2016-07-15 | Back in the saddle with probability hw, initial steps on automatic data science project

Back in the saddle with probability hw, initial steps on automatic data science project

July is a busy month of vacationing on both Lake MI and Lake Huron, with a trip to NYC this week in between (lucky me!). So in case you're wondering if I've gone dark here, expect to see things picking up again the week after next.

I did manage to find a little bit of time this week to get back to studying and I've also been chipping away at a side project, which I'll describe a bit more below.

I have also decided to keep studying all the way through August, which gives me a little bit more breathing room to stay the course. I was getting a bit flustered when I thought August was going to be the month I would turn towards looking for jobs. The challenge is in prioritizing stats study, python ML stuff and wanting to complete a side project.

Problem set organization

I spent some time earlier this week identifying problem set TODOs and organizing them on the problem set page so I can keep picking up problems to work through. My goal is to keep working through all of the homework problems from two of CMU's stat courses that use the All of Stats page (per my curriculum) and I realized I hadn't really identified and written up all of the problems relevant to chapters 2 and 3 yet.

Another RV random variable transformation problem

I worked through this problem today:

Let $X_1, ..., X_n \sim \text{Exp}(\beta)$ be IID. Let $Y = \text{max}\{X_1, ..., X_n\}.$ Find the PDF of $Y$.

It's back from chapter 2, as I found a few problems I hadn't completed yet from the CMU hw assignments. This was a good problem to review as it requires reasoning about distributions soundly. The first trick is to reason about IID (independent and identically distributed). Being independent means that we can multiply together the probability of each variable's affect on the combined distribution $Y$.

The next thing that got me was actually figuring out what the CDF of the exponential distribution is.
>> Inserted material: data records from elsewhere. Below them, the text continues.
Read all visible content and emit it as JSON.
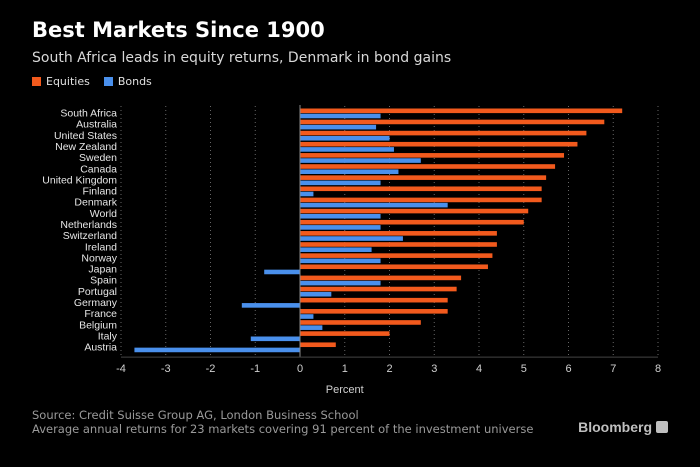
{
  "header": {
    "title": "Best Markets Since 1900",
    "subtitle": "South Africa leads in equity returns, Denmark in bond gains"
  },
  "footer": {
    "source": "Source: Credit Suisse Group AG, London Business School",
    "note": "Average annual returns for 23 markets covering 91 percent of the investment universe",
    "brand": "Bloomberg"
  },
  "colors": {
    "equities": "#f25a1d",
    "bonds": "#4a90ec",
    "background": "#000000",
    "axis": "#888888",
    "grid": "#666666"
  },
  "chart_data": {
    "type": "bar",
    "orientation": "horizontal",
    "title": "Best Markets Since 1900",
    "subtitle": "South Africa leads in equity returns, Denmark in bond gains",
    "xlabel": "Percent",
    "ylabel": "",
    "xlim": [
      -4,
      8
    ],
    "xticks": [
      -4,
      -3,
      -2,
      -1,
      0,
      1,
      2,
      3,
      4,
      5,
      6,
      7,
      8
    ],
    "grid": "vertical dotted",
    "legend_position": "top-left",
    "categories": [
      "South Africa",
      "Australia",
      "United States",
      "New Zealand",
      "Sweden",
      "Canada",
      "United Kingdom",
      "Finland",
      "Denmark",
      "World",
      "Netherlands",
      "Switzerland",
      "Ireland",
      "Norway",
      "Japan",
      "Spain",
      "Portugal",
      "Germany",
      "France",
      "Belgium",
      "Italy",
      "Austria"
    ],
    "series": [
      {
        "name": "Equities",
        "values": [
          7.2,
          6.8,
          6.4,
          6.2,
          5.9,
          5.7,
          5.5,
          5.4,
          5.4,
          5.1,
          5.0,
          4.4,
          4.4,
          4.3,
          4.2,
          3.6,
          3.5,
          3.3,
          3.3,
          2.7,
          2.0,
          0.8
        ]
      },
      {
        "name": "Bonds",
        "values": [
          1.8,
          1.7,
          2.0,
          2.1,
          2.7,
          2.2,
          1.8,
          0.3,
          3.3,
          1.8,
          1.8,
          2.3,
          1.6,
          1.8,
          -0.8,
          1.8,
          0.7,
          -1.3,
          0.3,
          0.5,
          -1.1,
          -3.7
        ]
      }
    ]
  }
}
You can look it up online, but I wanted to see if I could do the basic integration of

$F_X(x) = \int_{-\infty}^{x} e^{-\lambda x} dx$

it's a very simple application of U-substitution but I needed to review that concept before getting it.

Automatic data science side project

As I wrote before, one of the projects that has intrigued me is building a tool that can product a python notebook from a dataset; imagine being able to upload the titanic dataset and getting back something like [this notebook](http://nbviewer.jupyter.org/github/krosaen/ml-study/blob/master/kaggle/titanic2/titanic2.ipynb. In many ways, this is as much an engineering challenge as a real application of ML, but I think it will be a great way to solidify my understanding of how to apply supervised learning effectively, and I think it's something that other aspiring data scientists would find useful, and has a lot of possibilities for the future should I get the basics working—for instance, it could automatically figure out that it is working with a time series, or geographic data, and do the appropriate exploratory analysis.

The first challenge I've been working on is inferring what kind of variable each column in a dataset is: quantitative, categorical or ordinal. I'm using the actual datasets from the test sets I've worked on so far as test cases and think that some heuristics will suffice to do a decent job. But if required, it might be interesting to build a model to do this inference, pulling in many datasets with known variable types to train it.